Working-class revolutionaries – authentic communists – differ sharply from the liberals and middle-class radicals by addressing our program to the mass organizations of workers and oppressed people, not the imperialist bankers.
For example, the demand for debt cancellation has to be taken out of the hands of liberals who never challenge imperialism. In countries victimized by the criminal burdens of debt payments, workers should demand the repudiation of the debt. In the imperialist countries, the working class should demand the cancellation of debts owed to “their own” bankers and governments. By placing such demands on the mass leaders who claim to stand for their interests, the mobilized workers and peasants can see which class their leaders actually serve. They will also see that demands so necessary for their survival and well-being can only come through socialist revolution.
A campaign of mass struggle can show workers the power we have as a class to overthrow the capitalist system and build a new world free of exploitation and oppression. The world economy long ago developed the technology and productive power to produce abundance for all. Homelessness, starvation and all forms of mass suffering are unnecessary – except for the capitalists, who hold the economy and state power in their hands. As long as capitalism rules, humanity will be wracked by injustice and inequality and will be plunged into economic crises, repression and wars.
The economy and state cannot be turned from producing for profit to producing for the needs of all through reforms. While some real reforms can be won through struggle, it will take revolutions by the armed and organized working class internationally to wrest power from the capitalists and build a new society.

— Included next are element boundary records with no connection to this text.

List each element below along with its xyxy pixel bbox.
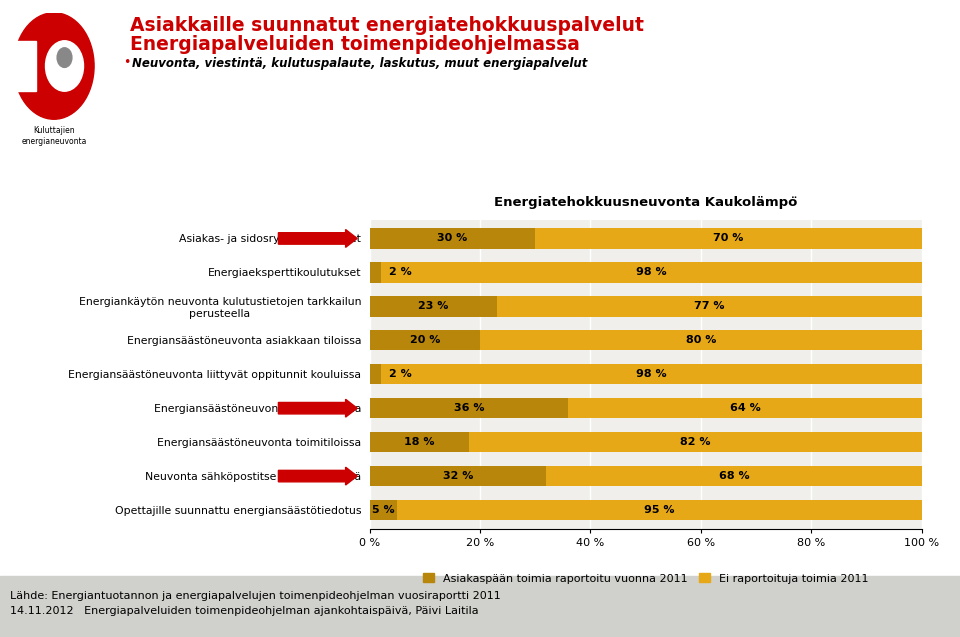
Text: 18 %: 18 % [404,437,435,447]
Text: Kuluttajien
energianeuvonta: Kuluttajien energianeuvonta [21,126,86,146]
Bar [370,500,397,520]
Bar [536,228,922,248]
Text: Neuvonta, viestintä, kulutuspalaute, laskutus, muut energiapalvelut: Neuvonta, viestintä, kulutuspalaute, las… [132,57,588,70]
Bar [370,466,546,486]
Text: 82 %: 82 % [680,437,710,447]
Circle shape [45,41,84,91]
Bar [370,432,468,452]
Text: 23 %: 23 % [418,301,448,311]
Text: 2 %: 2 % [389,268,412,277]
Bar [370,262,380,283]
Bar [370,330,480,350]
Text: 2 %: 2 % [389,369,412,379]
Bar [380,262,922,283]
Text: 80 %: 80 % [685,335,716,345]
Text: 5 %: 5 % [372,505,395,515]
Text: 70 %: 70 % [713,233,744,243]
Text: •: • [123,56,131,69]
Text: 36 %: 36 % [454,403,484,413]
Legend: Asiakaspään toimia raportoitu vuonna 2011, Ei raportoituja toimia 2011: Asiakaspään toimia raportoitu vuonna 201… [419,569,873,588]
Bar [397,500,922,520]
Text: 98 %: 98 % [636,268,666,277]
Bar [496,296,922,317]
Text: Lähde: Energiantuotannon ja energiapalvelujen toimenpideohjelman vuosiraportti 2: Lähde: Energiantuotannon ja energiapalve… [10,591,500,601]
Text: 95 %: 95 % [644,505,675,515]
Text: 68 %: 68 % [719,471,749,481]
Text: 77 %: 77 % [694,301,725,311]
Text: 30 %: 30 % [437,233,468,243]
Bar [10,41,36,91]
Circle shape [13,13,94,119]
Title: Energiatehokkuusneuvonta Kaukolämpö: Energiatehokkuusneuvonta Kaukolämpö [493,196,798,209]
Text: 14.11.2012   Energiapalveluiden toimenpideohjelman ajankohtaispäivä, Päivi Laiti: 14.11.2012 Energiapalveluiden toimenpide… [10,606,478,617]
Text: 98 %: 98 % [636,369,666,379]
Bar [370,398,568,419]
Bar [380,364,922,384]
Bar [370,364,380,384]
Circle shape [58,48,72,68]
Text: 32 %: 32 % [443,471,473,481]
Bar [370,228,536,248]
Bar [568,398,922,419]
Bar [370,296,496,317]
Bar [468,432,922,452]
Bar [480,330,922,350]
Bar [546,466,922,486]
Text: Asiakkaille suunnatut energiatehokkuuspalvelut: Asiakkaille suunnatut energiatehokkuuspa… [130,16,643,35]
Text: Energiapalveluiden toimenpideohjelmassa: Energiapalveluiden toimenpideohjelmassa [130,35,580,54]
Text: 20 %: 20 % [410,335,440,345]
Text: 64 %: 64 % [730,403,760,413]
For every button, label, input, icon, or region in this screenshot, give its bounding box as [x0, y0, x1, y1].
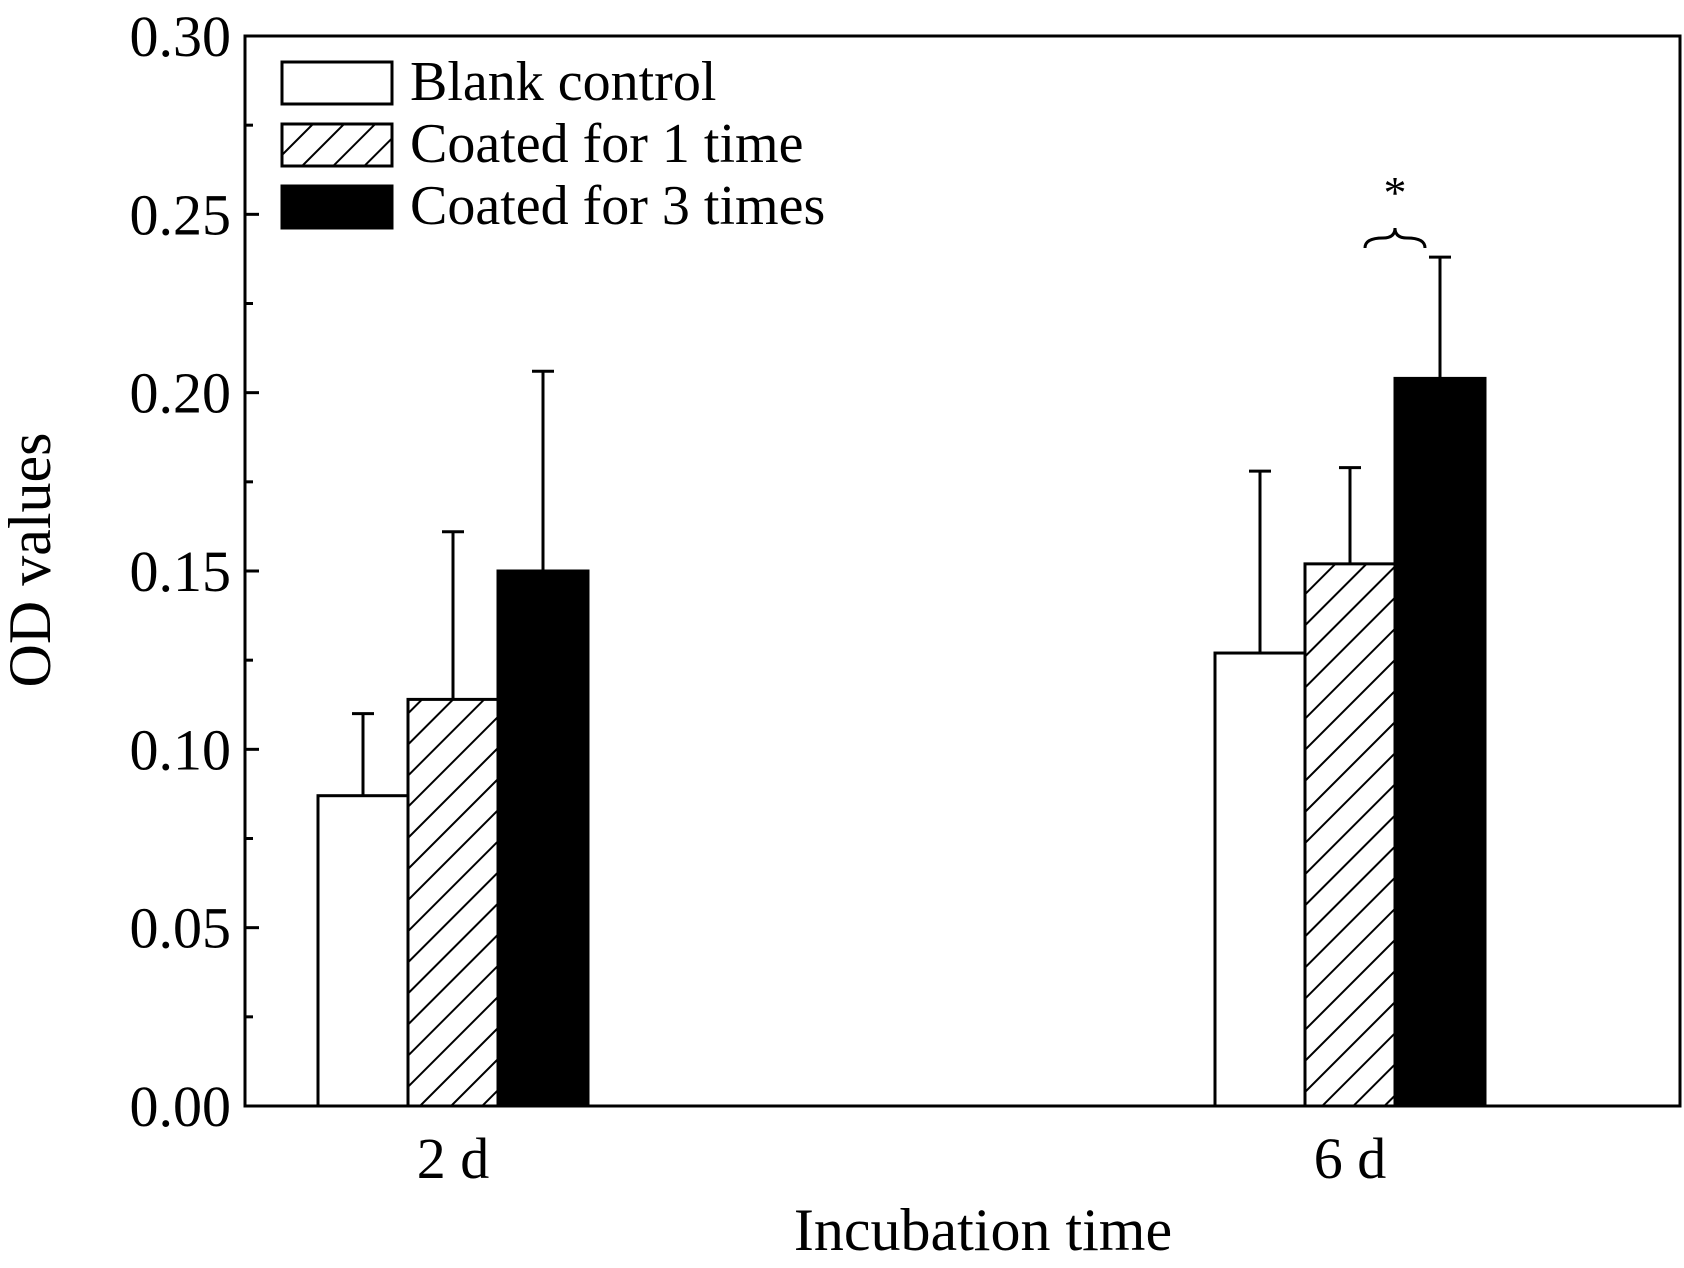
x-tick-label: 6 d [1314, 1126, 1387, 1191]
legend-label: Coated for 3 times [410, 175, 825, 237]
bar [1393, 376, 1487, 1108]
y-tick-label: 0.05 [130, 896, 232, 961]
y-tick-label: 0.20 [130, 361, 232, 426]
bar [316, 794, 410, 1108]
legend-label: Coated for 1 time [410, 113, 803, 175]
y-tick-label: 0.10 [130, 717, 232, 782]
legend-swatch [280, 122, 394, 168]
legend-swatch [280, 184, 394, 230]
bar [496, 569, 590, 1108]
y-tick-label: 0.15 [130, 539, 232, 604]
y-tick-label: 0.00 [130, 1074, 232, 1139]
significance-marker: * [1384, 167, 1407, 218]
significance-brace [1363, 227, 1427, 249]
y-tick-label: 0.30 [130, 4, 232, 69]
y-tick-label: 0.25 [130, 182, 232, 247]
x-axis-title: Incubation time [794, 1197, 1172, 1263]
bar [1303, 562, 1397, 1108]
y-axis-title: OD values [0, 433, 63, 688]
bar [1213, 651, 1307, 1108]
bar [406, 697, 500, 1108]
x-tick-label: 2 d [417, 1126, 490, 1191]
legend-label: Blank control [410, 51, 716, 113]
legend-swatch [280, 60, 394, 106]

A society of workers’ states can plan production in the interest of all. All work will be divided among all workers, eliminating unemployment. Technologies that are used today to throw workers out of their jobs will be used instead to free workers from hard labor and to constantly reduce the length of the working day for all.
The capitalists and the governments they run use low wages and high prices to set workers in vicious competition with one another. To the same end they push racism, sexism, nationalism and homophobia. In a world of material abundance, the material basis for all oppression will be ended. Through the on-going struggle, a truly human society of peace and freedom will emerge.
To start, working people cannot let the struggle remain under the control of leaders who cater to capitalism and the capitalist Democratic Party. The most politically conscious workers and youth need to join together in building a revolutionary proletarian party that can take our struggles forward and convince our fellow workers about the true nature of the system. This is the really practical answer.
Inevitably the American working class will explode. But building the necessary revolutionary leadership takes years of proving the validity of Marxism in concrete struggles. The most practical goal anti-imperialist fighters can have today is not achieving utopian reforms but to join in the process of building the revolutionary workers’ party here and abroad.